The database tests connect directly to PostgreSQL. Ensure port 5432 is exposed:

docker compose -f docker-compose.yml -f docker-compose.demo.yml port postgres 5432

Performance tests flaking

The performance thresholds (200ms, 300ms, 500ms) assume a local Docker stack. On slow CI runners or remote Docker hosts, increase the thresholds or skip Part 39:

go test -tags qa -v -run 'TestQA/Part(?!39)' ./...
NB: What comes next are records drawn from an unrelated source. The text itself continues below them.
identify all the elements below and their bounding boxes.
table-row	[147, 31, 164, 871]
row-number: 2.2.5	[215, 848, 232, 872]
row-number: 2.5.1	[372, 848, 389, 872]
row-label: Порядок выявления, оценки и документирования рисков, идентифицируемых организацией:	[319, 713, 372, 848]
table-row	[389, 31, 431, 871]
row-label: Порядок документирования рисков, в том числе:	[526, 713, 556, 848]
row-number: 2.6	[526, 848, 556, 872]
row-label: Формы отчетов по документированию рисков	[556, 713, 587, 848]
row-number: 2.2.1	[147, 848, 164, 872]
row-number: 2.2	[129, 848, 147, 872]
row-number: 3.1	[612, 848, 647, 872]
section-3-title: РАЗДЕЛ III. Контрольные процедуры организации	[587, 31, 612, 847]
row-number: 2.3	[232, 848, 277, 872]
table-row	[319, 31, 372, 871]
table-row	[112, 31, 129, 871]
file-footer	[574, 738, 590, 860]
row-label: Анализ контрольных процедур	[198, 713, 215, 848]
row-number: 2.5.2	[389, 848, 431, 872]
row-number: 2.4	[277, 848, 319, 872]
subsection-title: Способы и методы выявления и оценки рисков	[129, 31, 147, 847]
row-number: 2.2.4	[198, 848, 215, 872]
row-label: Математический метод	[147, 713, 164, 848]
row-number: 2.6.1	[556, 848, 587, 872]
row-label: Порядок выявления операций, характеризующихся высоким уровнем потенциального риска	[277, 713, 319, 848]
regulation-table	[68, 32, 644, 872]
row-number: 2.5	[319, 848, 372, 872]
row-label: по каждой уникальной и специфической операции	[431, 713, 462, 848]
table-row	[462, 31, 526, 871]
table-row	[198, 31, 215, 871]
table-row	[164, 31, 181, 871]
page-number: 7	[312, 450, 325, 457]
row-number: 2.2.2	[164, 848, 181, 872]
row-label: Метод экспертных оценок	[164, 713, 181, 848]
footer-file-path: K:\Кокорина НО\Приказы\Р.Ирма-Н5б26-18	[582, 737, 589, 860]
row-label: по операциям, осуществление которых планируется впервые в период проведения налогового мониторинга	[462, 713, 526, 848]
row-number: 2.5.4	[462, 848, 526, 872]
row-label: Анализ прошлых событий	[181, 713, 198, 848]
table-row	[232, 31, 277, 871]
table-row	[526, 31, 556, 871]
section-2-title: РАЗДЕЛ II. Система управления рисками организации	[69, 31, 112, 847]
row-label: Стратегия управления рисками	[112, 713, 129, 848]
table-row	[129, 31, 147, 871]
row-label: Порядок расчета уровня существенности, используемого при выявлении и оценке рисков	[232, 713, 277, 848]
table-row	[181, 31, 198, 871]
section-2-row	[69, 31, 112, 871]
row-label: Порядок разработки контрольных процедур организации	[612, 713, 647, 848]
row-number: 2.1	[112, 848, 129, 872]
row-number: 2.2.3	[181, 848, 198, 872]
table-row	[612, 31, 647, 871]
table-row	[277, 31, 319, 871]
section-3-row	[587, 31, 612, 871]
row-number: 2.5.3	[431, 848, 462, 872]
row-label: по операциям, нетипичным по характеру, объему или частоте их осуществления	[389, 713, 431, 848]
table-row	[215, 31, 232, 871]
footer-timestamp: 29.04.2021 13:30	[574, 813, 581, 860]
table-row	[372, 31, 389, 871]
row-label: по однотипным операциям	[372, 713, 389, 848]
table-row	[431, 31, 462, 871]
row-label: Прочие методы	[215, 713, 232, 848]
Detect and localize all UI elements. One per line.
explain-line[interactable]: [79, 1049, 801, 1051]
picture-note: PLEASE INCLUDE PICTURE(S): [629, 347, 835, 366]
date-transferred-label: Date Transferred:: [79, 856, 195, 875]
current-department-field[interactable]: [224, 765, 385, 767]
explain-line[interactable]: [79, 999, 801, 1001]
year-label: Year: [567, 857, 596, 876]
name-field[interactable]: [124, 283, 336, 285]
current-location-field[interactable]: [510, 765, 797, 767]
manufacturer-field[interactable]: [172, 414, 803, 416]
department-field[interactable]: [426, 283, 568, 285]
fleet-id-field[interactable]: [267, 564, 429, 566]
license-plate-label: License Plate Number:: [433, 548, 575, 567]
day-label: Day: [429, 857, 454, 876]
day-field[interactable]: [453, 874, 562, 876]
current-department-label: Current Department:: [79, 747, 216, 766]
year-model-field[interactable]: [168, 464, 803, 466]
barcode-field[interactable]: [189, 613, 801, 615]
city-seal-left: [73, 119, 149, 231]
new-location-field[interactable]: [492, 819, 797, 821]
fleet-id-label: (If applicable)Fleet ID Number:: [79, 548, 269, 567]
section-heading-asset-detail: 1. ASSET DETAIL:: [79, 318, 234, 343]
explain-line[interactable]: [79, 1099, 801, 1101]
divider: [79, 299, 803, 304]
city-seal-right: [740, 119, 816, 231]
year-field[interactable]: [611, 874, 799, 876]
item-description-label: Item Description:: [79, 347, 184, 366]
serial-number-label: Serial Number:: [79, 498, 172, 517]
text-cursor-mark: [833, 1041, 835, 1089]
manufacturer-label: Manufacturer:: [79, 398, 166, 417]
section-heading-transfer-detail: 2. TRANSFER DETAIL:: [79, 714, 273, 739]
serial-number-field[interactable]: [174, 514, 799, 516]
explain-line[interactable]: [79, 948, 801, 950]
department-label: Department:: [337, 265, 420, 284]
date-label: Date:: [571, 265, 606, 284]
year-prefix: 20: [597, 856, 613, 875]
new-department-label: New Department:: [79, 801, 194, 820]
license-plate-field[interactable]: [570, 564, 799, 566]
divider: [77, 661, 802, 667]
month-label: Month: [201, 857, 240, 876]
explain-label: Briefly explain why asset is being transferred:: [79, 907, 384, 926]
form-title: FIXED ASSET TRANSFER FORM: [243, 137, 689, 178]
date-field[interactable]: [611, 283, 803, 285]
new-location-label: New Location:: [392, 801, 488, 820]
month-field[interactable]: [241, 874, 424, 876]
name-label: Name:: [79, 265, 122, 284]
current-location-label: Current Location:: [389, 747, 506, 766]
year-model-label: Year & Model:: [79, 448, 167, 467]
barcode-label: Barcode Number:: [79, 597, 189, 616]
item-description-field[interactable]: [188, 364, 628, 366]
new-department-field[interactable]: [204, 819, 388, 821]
Source file checks failing

The fileExists and fileContains helpers read from CERTCTL_QA_REPO_DIR (default ../..). If running from a non-standard location:

CERTCTL_QA_REPO_DIR=/absolute/path/to/certctl go test -tags qa -v ./...

Adding New Tests

When a new feature ships:

  1. Add a Part section in qa_test.go following the numbering in docs/testing-guide.md
  2. API tests: use c.get(), c.post(), c.bodyStr(), c.getJSON(), c.timedGet()
  3. Source checks: use fileExists(t, "relative/path") and fileContains(t, "path", "substring")
  4. DB checks: use openQADB(t) and db.queryInt(t, "SELECT ...")
  5. Cleanup: always use t.Cleanup() for data created during tests
  6. Skip if external: use t.Skip("Requires X — manual test") with a clear reason

Version History

  • v1.2 (April 2026, post-coverage-audit) — Documented Parts 5556 (I-004 Agent Soft-Retirement, I-005 Notification Retry & Dead-Letter) and surfaced Parts 2324 (S/MIME & EKU; OCSP/CRL) as not-yet-automated. 56 Parts total in testing-guide.md; 49 live Part_* automation wrappers in qa_test.go + 4 new Skip stubs for Parts 23/24/55/56 = 53 wrappers (Parts 1517 remain covered by source-checks in Parts 4246). Reconciled seed-data section to actual seed_demo.sql counts (12 agents, 13 issuers; certs were already accurate at 32). Bundle I of the 2026-04-27 coverage-audit closure plan.
  • v1.1 (April 2026) — Added Parts 5354 (M47: Kubernetes Secrets target + AWS ACM PCA issuer). 54 Parts total, ~164 automated subtests.
  • v1.0 (April 2026) — Initial release covering all 52 Parts of testing-guide.md v2.1. Replaces qa-smoke-test.sh.